Um espaço que une natureza, leitura, sustentabilidade e convivência tem transformado a rotina dos estudantes do Colégio Estadual Manoel Ribas, na Vila Torres, em Curitiba. Criado há oito anos, o projeto Jardim Secreto se tornou uma referência em educação inovadora ao proporcionar experiências de aprendizagem.

Inspirado no livro homônimo da escritora inglesa Frances Hodgson Burnett, o Jardim Secreto ocupa uma ampla área verde dentro da escola e reúne plantações, estações de compostagem, galinheiro e uma casa azul de aproximadamente 70 metros quadrados que funciona como biblioteca.
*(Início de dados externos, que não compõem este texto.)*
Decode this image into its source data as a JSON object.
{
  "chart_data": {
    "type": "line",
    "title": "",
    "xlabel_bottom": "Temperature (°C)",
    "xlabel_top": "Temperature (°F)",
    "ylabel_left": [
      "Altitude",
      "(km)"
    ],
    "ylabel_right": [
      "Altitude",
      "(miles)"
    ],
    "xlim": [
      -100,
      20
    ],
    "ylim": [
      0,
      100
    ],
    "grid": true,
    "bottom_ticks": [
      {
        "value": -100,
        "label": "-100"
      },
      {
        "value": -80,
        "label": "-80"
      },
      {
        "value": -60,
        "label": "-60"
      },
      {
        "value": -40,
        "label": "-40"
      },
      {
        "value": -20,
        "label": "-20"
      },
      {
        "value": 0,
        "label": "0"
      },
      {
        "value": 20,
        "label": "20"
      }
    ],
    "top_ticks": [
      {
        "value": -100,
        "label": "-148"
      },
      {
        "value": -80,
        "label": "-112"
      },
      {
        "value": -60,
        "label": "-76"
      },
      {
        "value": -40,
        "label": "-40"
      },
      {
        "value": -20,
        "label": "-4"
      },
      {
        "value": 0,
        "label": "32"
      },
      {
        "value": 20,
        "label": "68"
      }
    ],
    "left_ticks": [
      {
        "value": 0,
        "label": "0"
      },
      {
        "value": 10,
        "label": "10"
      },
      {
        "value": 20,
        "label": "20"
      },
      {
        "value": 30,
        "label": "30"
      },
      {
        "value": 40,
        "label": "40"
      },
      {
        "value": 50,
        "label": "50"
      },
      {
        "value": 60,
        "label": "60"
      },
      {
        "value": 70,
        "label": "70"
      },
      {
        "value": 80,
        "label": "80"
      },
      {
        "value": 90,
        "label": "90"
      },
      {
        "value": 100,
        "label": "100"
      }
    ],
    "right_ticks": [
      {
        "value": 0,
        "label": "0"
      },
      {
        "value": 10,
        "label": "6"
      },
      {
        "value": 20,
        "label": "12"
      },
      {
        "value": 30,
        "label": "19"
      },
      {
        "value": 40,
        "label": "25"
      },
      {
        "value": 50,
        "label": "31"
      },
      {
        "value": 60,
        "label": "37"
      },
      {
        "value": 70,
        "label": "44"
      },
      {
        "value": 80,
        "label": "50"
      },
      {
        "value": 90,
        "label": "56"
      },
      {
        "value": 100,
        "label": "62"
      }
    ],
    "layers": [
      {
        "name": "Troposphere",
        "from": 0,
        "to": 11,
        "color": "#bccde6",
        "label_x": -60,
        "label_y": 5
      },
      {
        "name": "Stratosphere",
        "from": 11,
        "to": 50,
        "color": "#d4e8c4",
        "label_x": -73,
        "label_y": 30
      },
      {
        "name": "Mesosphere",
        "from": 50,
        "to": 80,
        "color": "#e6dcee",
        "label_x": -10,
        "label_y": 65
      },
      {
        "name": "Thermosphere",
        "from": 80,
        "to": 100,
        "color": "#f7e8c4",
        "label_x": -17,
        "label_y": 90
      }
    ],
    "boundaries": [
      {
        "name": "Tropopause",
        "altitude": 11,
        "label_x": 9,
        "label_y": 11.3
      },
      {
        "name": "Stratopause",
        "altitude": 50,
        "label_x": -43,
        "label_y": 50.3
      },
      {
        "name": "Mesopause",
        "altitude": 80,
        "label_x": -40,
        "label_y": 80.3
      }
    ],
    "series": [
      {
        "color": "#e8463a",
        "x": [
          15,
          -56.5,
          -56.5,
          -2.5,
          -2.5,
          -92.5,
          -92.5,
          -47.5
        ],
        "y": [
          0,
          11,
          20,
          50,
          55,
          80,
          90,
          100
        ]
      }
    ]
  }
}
O espaço oferece aos estudantes oportunidades de contato com a natureza, incentivo à leitura e desenvolvimento de práticas sustentáveis. Criado a partir de atividades de leitura desenvolvidas na escola, o projeto cresceu ao longo dos anos com a participação dos estudantes, professores e da comunidade escolar. Em uma região com poucas áreas verdes, o Jardim Secreto se consolidou como um importante espaço de contato com a natureza, permitindo que os alunos conheçam diferentes espécies de frutas, hortaliças e plantas, acompanhem processos de cultivo e compostagem e desenvolvam uma relação mais próxima com o meio ambiente.

"Projetos como esse são um exemplo de como a escola pode ampliar os horizontes dos estudantes por meio de experiências significativas. Ao integrar leitura, sustentabilidade, cuidado com o meio ambiente e convivência, o projeto fortalece o aprendizado e demonstra o potencial transformador da educação pública", afirma o secretário de Estado da Educação do Paraná, Roni Miranda.

Mais do que um ambiente físico, o Jardim Secreto promove vivências que estimulam a curiosidade, a autonomia e o protagonismo dos alunos, contribuindo para uma formação integral e conectada com a realidade.

"Aqui é mais legal do que aprender na sala de aula. A gente conhece as plantas, pode colher frutas e aprende na prática. Eu gosto muito daqui porque me lembra momentos da minha família, como quando comi cana-de-açúcar de novo depois de muito tempo. Também aprendi a separar o lixo orgânico do não orgânico", conta o estudante Renan Medeiros, de 12 anos.